Contributor
Humaid Kidwai

Cloud-native OGC SensorThings API


Mentors
Benjamin Pross
Organization
52°North Spatial Information Research GmbH
Technologies
java, spring, aws, postgres, GeoParquet, Apache Iceberg
Topics
sensor web, big data, geospatial, data lakehouse
OGC SensorThings API is an international standard to eliminate vendor lock-ins in IoT systems and to create an open geospatial ecosystem by defining a standard data model and describe how to retrieve the ingested data. However, the standard by itself does not specify a way to physically store the data. Most of the current server implementations are all based on Postgres databases using the PostGIS extension. Unfortunately, relational databases are not a great choice to store large volumes of data, which is often the case with IoT applications. As a result, retrieving large volumes of data from any of the open source SensorThings API servers is painfully slow. Modern data lakehouse standards and cloud-native geospatial file formats offer a scalable, modular, cost-effective and a much faster way to store and work with large volumes of geospatial data on the web. Specifically, Apache Iceberg is an open table format for organizing data lakes in object stores and ensuring ACID guarantees. GeoParquet is a cloud-native geospatial file encoding, based on a columnar data storage format for tabular data that significantly compresses the data and improves querying efficiency. A cloud native SensorThings API extension using Apache Iceberg could significantly enhance the standard's ability to ingest and aggregate large heterogeneous streams of sensor data.
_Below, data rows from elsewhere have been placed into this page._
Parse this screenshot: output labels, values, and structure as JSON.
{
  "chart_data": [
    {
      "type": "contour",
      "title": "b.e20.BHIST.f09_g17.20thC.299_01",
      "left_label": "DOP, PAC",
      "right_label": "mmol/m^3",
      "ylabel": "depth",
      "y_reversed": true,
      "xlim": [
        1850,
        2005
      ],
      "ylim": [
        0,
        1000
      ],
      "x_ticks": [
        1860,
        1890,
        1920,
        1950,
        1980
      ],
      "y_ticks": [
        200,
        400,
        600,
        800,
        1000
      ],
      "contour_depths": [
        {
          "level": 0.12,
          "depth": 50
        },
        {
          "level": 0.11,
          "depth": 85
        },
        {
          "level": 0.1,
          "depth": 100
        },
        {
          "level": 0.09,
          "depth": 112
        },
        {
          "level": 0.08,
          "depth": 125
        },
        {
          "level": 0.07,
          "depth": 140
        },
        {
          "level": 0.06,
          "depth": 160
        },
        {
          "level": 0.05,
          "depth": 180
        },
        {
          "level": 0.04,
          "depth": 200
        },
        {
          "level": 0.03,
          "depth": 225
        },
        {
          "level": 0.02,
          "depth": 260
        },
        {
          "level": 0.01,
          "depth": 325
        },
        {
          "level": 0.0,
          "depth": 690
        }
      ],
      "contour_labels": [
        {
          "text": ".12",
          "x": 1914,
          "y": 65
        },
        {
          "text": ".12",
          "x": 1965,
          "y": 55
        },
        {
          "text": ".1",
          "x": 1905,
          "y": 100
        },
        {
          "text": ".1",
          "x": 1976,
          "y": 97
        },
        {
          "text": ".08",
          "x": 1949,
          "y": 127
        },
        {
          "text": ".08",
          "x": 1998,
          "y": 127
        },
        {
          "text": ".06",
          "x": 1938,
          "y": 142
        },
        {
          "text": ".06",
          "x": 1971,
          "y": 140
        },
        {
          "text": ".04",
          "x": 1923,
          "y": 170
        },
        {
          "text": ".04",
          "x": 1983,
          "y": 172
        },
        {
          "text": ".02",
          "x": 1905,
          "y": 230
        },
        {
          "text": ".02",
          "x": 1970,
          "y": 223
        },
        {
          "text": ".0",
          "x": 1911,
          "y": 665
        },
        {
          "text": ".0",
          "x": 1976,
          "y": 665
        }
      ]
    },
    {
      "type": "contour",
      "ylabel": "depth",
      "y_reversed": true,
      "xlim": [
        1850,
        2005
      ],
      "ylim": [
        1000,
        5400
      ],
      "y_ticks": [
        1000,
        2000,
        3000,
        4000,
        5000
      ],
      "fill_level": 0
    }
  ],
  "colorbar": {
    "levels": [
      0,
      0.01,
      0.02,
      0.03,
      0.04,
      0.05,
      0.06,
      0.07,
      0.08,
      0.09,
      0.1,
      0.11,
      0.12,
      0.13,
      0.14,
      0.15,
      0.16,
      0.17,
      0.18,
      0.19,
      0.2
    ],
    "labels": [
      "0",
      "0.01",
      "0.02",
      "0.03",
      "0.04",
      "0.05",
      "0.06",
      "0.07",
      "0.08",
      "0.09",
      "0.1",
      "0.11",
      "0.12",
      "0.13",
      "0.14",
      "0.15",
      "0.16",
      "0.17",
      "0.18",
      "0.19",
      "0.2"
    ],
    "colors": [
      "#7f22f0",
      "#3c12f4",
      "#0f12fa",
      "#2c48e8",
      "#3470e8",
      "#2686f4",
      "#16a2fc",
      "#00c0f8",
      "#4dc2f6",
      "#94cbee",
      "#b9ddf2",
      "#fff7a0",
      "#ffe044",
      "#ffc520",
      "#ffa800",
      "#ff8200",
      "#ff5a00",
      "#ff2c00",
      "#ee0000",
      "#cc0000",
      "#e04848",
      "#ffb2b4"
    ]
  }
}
The proposal hence puts forth a design architecture for any SensorThings API server to use Iceberg to store and retrieve sensor data in a more efficient manner reducing memory overhead and network latencies when retrieving such data over the web. Eventually, as GeoParquet gets merged into Iceberg, the implementation will support a much faster alternative to existing SensorThings API implementations for handling sensor data at scale.